[Numpy-discussion] genfromtxt - the return
Tue Oct 6 21:40:50 CDT 2009
On Tue, Oct 6, 2009 at 10:08 PM, Bruce Southey <firstname.lastname@example.org> wrote:
> On Tue, Oct 6, 2009 at 4:04 PM, Pierre GM <email@example.com> wrote:
>> On Oct 6, 2009, at 4:43 PM, Christopher Barker wrote:
>>> Pierre GM wrote:
>>>>> I think that the default invalid_raise should be True.
>>>> Mmh, OK, that's a +1/) for invalid_raise=true. Anybody else ?
>>> yup -- make it +2 -- ignoring erreos and losing data by default is a
>>> "bad idea"!
>> OK then, that's enough for me: I'll put invalid_raise as True by
>> default. Note that a warning was emitted no matter what.
>>>>> One 'feature' is that there is no way to indicate multiple
>>>>> when the delimiter is whitespace.
>>>>> A B C D
>>>>> 1 2 3 4
>>>>> 1 4 5
>>> I'd say someone has made a very poor choice of file formats!
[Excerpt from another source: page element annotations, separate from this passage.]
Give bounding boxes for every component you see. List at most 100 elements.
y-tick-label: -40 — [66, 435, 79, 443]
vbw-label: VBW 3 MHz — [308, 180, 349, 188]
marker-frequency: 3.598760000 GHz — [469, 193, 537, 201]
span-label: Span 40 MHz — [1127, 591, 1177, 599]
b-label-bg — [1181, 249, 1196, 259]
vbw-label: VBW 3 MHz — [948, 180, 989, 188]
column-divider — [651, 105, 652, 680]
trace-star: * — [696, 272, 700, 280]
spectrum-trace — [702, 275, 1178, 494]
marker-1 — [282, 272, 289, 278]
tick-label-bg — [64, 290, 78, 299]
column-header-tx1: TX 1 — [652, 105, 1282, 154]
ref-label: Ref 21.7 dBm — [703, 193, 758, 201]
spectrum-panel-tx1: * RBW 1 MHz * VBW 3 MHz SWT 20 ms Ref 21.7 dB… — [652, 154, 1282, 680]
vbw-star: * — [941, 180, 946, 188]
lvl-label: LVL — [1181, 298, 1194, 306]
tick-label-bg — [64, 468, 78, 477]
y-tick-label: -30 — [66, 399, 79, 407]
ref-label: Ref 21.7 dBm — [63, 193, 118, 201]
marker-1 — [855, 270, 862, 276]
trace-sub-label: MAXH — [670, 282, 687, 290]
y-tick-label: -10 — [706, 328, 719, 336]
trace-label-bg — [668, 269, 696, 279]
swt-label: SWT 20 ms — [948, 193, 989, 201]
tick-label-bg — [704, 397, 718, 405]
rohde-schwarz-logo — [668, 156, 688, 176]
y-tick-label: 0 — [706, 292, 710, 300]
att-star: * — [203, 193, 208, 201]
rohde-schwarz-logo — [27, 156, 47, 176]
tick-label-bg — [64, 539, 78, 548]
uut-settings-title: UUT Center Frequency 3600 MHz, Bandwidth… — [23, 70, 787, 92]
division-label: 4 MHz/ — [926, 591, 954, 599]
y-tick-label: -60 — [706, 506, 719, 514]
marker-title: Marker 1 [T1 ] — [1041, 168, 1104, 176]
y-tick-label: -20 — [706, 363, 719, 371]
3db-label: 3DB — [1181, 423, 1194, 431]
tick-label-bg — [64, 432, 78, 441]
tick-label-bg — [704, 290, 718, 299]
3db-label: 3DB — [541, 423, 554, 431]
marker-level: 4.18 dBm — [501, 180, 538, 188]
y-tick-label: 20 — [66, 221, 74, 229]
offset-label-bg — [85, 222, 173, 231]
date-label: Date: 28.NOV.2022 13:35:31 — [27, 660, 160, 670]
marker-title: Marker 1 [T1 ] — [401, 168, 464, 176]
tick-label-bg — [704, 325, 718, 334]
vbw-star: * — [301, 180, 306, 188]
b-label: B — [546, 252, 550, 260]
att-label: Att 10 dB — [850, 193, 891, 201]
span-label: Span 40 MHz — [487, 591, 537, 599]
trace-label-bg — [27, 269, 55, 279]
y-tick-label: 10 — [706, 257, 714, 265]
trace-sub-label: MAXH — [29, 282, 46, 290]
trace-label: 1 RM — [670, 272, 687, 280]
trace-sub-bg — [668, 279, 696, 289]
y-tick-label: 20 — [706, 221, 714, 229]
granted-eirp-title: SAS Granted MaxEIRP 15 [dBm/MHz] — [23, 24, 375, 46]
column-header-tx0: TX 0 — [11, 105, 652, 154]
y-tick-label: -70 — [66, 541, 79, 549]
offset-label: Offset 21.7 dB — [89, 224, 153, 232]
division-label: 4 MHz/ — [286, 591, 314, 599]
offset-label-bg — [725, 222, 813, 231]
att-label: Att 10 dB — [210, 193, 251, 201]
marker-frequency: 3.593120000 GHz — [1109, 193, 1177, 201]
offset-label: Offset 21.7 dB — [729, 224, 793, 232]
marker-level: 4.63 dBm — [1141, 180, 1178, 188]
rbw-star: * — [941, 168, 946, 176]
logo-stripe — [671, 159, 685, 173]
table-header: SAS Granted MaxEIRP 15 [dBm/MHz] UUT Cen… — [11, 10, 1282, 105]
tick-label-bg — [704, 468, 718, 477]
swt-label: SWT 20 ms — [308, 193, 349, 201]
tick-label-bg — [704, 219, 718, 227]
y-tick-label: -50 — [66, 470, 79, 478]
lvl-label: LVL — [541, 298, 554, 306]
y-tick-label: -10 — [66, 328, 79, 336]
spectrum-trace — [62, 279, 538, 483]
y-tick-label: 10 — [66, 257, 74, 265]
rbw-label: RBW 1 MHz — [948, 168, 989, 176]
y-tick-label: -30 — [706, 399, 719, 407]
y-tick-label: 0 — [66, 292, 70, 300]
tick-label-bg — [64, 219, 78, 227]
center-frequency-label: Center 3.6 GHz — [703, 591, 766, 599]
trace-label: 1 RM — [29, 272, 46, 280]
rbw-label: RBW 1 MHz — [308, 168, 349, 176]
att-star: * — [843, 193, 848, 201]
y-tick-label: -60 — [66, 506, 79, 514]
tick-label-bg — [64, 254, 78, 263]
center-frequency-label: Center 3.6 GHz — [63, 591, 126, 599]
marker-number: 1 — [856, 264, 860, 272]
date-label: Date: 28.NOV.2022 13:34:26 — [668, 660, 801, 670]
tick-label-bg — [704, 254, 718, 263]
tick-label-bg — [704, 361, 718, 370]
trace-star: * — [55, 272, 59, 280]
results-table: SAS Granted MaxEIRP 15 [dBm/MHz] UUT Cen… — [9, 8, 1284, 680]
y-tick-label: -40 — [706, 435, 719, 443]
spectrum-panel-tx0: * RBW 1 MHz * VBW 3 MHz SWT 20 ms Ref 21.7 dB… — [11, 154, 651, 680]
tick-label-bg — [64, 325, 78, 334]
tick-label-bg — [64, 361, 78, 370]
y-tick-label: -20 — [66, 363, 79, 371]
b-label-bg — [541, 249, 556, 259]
> No, just seeing what sort of problems I can create. This case is
> partly based on if someone is using tab-delimited then they need to
> set the delimiter='\t' otherwise it gives an error. Also I often parse
> text files so, yes, you have to be careful of the delimiters. It is
> also arises because certain programs like spreadsheets there is the
> option to merge delimiters - actually in SAS it is default (you need
> to specify the DSD option).
>>> Unless this s a fixed width file, in which case it should be processes
>>> as such, rather than as a delimited one. I suppose it wouldn't hurt to
>>> add that feature to genfromtxt.. or is it there already. Perhaps
>>> what this means:
>>>> Have you tried using a sequence of integers for the delimiter ?
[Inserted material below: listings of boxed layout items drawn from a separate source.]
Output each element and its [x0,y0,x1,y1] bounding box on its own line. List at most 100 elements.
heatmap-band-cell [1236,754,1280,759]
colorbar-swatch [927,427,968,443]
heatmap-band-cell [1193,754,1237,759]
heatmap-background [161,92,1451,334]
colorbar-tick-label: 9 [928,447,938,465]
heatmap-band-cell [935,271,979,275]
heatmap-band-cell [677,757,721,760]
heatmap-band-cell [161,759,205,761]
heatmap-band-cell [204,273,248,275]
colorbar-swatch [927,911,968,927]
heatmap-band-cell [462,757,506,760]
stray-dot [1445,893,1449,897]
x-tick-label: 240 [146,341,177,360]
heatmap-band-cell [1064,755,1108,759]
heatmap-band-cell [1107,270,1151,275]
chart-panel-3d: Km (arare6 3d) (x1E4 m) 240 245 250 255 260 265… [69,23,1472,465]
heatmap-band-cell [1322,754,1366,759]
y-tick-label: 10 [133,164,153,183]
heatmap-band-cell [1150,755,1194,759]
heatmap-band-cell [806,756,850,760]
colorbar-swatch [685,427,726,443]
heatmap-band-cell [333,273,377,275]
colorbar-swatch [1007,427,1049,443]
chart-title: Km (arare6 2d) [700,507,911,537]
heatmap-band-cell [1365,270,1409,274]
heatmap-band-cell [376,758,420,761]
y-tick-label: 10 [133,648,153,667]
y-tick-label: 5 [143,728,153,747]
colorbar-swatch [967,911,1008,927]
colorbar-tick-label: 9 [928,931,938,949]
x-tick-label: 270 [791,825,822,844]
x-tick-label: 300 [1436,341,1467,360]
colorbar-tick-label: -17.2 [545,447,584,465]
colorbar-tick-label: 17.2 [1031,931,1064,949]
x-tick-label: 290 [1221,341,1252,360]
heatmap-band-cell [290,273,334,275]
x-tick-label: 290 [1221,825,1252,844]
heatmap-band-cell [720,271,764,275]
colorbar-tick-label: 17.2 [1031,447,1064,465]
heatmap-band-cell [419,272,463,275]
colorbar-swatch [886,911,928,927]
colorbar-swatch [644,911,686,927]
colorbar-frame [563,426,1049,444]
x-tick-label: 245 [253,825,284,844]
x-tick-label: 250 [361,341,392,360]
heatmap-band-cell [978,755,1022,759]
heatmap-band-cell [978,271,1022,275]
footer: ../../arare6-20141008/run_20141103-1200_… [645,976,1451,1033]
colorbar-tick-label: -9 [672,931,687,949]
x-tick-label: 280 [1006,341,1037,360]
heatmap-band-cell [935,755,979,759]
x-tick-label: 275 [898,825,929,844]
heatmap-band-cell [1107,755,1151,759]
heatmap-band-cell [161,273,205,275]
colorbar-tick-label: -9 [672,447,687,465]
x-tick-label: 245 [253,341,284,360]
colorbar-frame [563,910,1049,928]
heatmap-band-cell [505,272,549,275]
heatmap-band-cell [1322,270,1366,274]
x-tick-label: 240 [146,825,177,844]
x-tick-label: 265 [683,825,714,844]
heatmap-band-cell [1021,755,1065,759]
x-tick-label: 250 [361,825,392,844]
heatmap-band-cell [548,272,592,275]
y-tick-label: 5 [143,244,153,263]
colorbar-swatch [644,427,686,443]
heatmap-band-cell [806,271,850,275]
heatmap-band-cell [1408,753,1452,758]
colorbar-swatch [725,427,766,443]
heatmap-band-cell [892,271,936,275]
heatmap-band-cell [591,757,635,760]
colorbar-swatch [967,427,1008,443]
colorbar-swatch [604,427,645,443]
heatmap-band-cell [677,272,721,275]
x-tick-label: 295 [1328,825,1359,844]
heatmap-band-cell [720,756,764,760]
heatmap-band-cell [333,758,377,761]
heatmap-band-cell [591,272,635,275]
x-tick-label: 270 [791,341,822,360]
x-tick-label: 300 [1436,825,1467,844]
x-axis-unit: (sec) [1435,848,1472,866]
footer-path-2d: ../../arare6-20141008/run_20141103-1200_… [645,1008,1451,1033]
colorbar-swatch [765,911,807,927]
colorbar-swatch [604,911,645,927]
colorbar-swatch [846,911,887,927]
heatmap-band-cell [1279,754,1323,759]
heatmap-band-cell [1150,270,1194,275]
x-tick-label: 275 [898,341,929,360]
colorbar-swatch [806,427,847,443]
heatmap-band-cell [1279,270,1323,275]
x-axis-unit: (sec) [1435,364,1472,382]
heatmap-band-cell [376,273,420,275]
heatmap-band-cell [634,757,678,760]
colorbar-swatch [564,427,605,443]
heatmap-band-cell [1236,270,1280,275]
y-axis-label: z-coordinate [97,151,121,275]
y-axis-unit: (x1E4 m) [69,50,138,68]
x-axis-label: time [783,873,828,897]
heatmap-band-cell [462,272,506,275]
>> Yes, if you give a sequence of integers as delimiter, it is
>> interpreted as the length of each field. At least, should be.
> More to learn and test.
There's an example on using the fixed-width delimiter here:
As far as I know, it works fine.
> Anyhow, I am really impressed on how this function works.
Agreed. Genfromtxt and the derived are very useful.